Ross L Cagan, PhD
- ADJUNCT PROFESSOR | Cell, Developmental & Regenerative Biology
Ross L. Cagan, PhD, is Professor of the Department of Developmental and Regenerative Biology and Director of the Center for Personalized Cancer Therapeutics. He is also Senior Editor of Disease Models and Mechanisms and co-founder of Medros Inc.
Dr. Cagan's laboratory focuses on the use of Drosophila to address disease mechanisms and therapeutics, primarily for cancer. Their work helped validate vandetanib as a therapeutic for Medullary Thyroid Carcinoma, combined Drosophila genetics and medicinal chemistry to develop a new generation of lead compounds that emphasize "balanced polypharmacology", and identified novel mechanisms that direct transformed cells into the first steps towards metastasis.

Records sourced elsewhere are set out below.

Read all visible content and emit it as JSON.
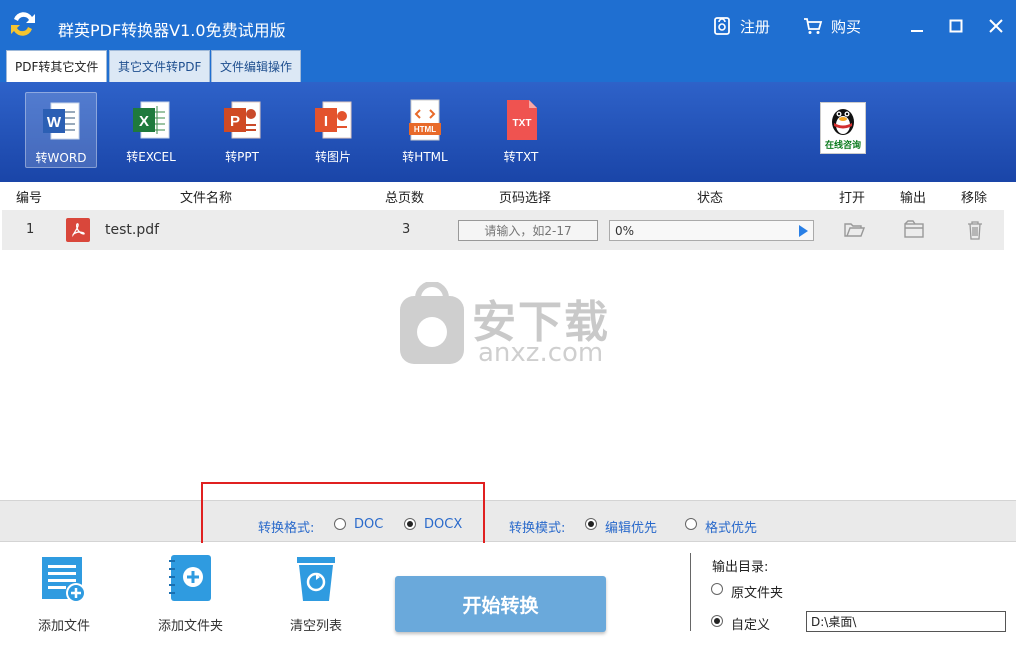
{
  "app": {
    "title": "群英PDF转换器V1.0免费试用版"
  },
  "titlebar": {
    "register_label": "注册",
    "buy_label": "购买"
  },
  "tabs": [
    {
      "label": "PDF转其它文件",
      "active": true
    },
    {
      "label": "其它文件转PDF",
      "active": false
    },
    {
      "label": "文件编辑操作",
      "active": false
    }
  ],
  "tools": [
    {
      "label": "转WORD",
      "icon": "word-icon",
      "active": true
    },
    {
      "label": "转EXCEL",
      "icon": "excel-icon"
    },
    {
      "label": "转PPT",
      "icon": "ppt-icon"
    },
    {
      "label": "转图片",
      "icon": "image-icon"
    },
    {
      "label": "转HTML",
      "icon": "html-icon"
    },
    {
      "label": "转TXT",
      "icon": "txt-icon"
    }
  ],
  "icon_text": {
    "word": "W",
    "excel": "X",
    "ppt": "P",
    "image": "I",
    "html": "HTML",
    "txt": "TXT"
  },
  "qq": {
    "label": "在线咨询"
  },
  "table": {
    "headers": {
      "no": "编号",
      "name": "文件名称",
      "pages": "总页数",
      "range": "页码选择",
      "status": "状态",
      "open": "打开",
      "output": "输出",
      "remove": "移除"
    },
    "rows": [
      {
        "no": "1",
        "name": "test.pdf",
        "pages": "3",
        "range_placeholder": "请输入，如2-17",
        "progress_text": "0%",
        "progress": 0
      }
    ]
  },
  "watermark": {
    "cn": "安下载",
    "en": "anxz.com"
  },
  "options": {
    "format_label": "转换格式:",
    "format_doc": "DOC",
    "format_docx": "DOCX",
    "format_selected": "DOCX",
    "mode_label": "转换模式:",
    "mode_edit": "编辑优先",
    "mode_layout": "格式优先",
    "mode_selected": "编辑优先"
  },
  "bottom": {
    "add_file": "添加文件",
    "add_folder": "添加文件夹",
    "clear_list": "清空列表",
    "start": "开始转换",
    "output_dir_label": "输出目录:",
    "original_folder": "原文件夹",
    "custom": "自定义",
    "custom_path": "D:\\桌面\\",
    "output_selected": "自定义"
  },
  "colors": {
    "titlebar": "#1f6fd1",
    "toolbar": "#2e62c9",
    "accent_text": "#2a6acb",
    "start_button": "#6aa9db",
    "highlight": "#e02020"
  }
}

Combining these basic research approaches, Dr. Cagan has established the Center for Personalized Cancer Therapeutics, in which new tools including 'personalized Drosophila avatars' are developed and used to screen for personalized drug cocktails. Working with co-directors Marshall Posner, Krzysztof Misiukiewicz and Eric Schadt, the CPCT is designed to treat patients with drug combinations that best address the tumor's complexities. For more information, please visit the Cagan Laboratory website.
For more information, please visit the Cagan Laboratory website. For patient information please visit the Center for Personalized Cancer Therapeutics website.
Education
BA, University of Chicago
PhD, Princeton University
Postdoctoral Fellow, UCLA
A Fly Approach to Disease
Cancer has proven a difficult disease to achieve significant long-term advances in patient survival; improvements in survival are often measured in months. My laboratory has undertaken a genetic and drug screening approach targeting cancer—and more recently diabetes and rare genetic diseases—using the fruit fly Drosophila. We use an integrated approach: genes and drugs identified in flies are then brought to rodent models and ultimately to clinical trials; sequencing and histological data from humans are then brought back to our fly models to allow us to develop increasingly sophisticated fly models.
Cancer Models
My laboratory has developed a Drosophila model for Medullary Thyroid Carcinoma (MTC). Targeting oncogenic Ret to the eye, we phenocopied many aspects of the human syndrome (Figure). With this model in hand, we utilized a classical genetic modifier screen to identify 140 factors that function in the oncogenic process. More recently we have developed models for lung, breast, and colorectal cancers, exploring both the biology and therapeutics response for each tumor type.
Personalized Fly Avatars and Center for Personalized Cancer Therapeutics
Our data and others have emphasized the complexity of tumor biology. For example, we found that most drugs that work well in genetically simple fly and mouse models of colorectal cancer (e.g., Ras) work poorly in more complex models (e.g., Ras-Pten-Apc-P53). This mirrors the remarkably high failure rate of candidate therapeutics in cancer clinical trials.
To address this complexity, we developed technology to build fly cancer models that target 12 or more genes altered in a single patient, providing a unique opportunity to capture complex tumors in a whole body context. The Center for Personalized Cancer Therapeutics is using this technology to create personalized fly avatars for each enrolled patient; robotics-based screening is then used to identify candidate drugs or drug cocktails tailored to each patient (Figure). This open-label clinical trial represents a uniquely personalized approach to treating cancer patients.
Cancer Drugs
We used our fly MTC model as a screen to identify vandetanib, a kinase inhibitor that was subsequently approved for MTC (see Figure above). More recently we have collaborated with Arvin Dar, Avner Schlessinger, and colleagues to develop a new approach to creating complex drug leads. Built by combining fly genetics with medicinal and computational chemistry (Figure), these “polypharmacology” based compounds are designed to address disease complexity at the level of the whole body by inhibiting multiple targets defined in our genetic screens. Our goal is address disease by embracing its complexity, with therapeutics designed to address networks not single targets.
Other Diseases
Wecollaborated with Tom Baranski's laboratory to create a model system for Type 2 Diabetes. Flies placed on a high-carbohydrate diet demonstrate a broad range of defects that share important properties with human diabetics: obesity, hyperglycemia, insulin resistance, etc. lead to aspects of diabetic cardiomyopathy (heart failure) and diabetic nephropathy (kidney failure; see Figure). We are exploring the mechanisms by which these organs fail, and are working towards candidate therapeutics. We have also initiated studies using fly models of the inherited diseases Rasopathies and Tauopathies, with the goal of using our maturing platforms to both understand the disease and identify therapeutics best tailored to the whole body. In each case—cancer, diabetes, genetic diseases—our goal is the same: capture the whole body complexity of the disease and develop therapeutic leads designed to address both efficacy and whole body toxicity.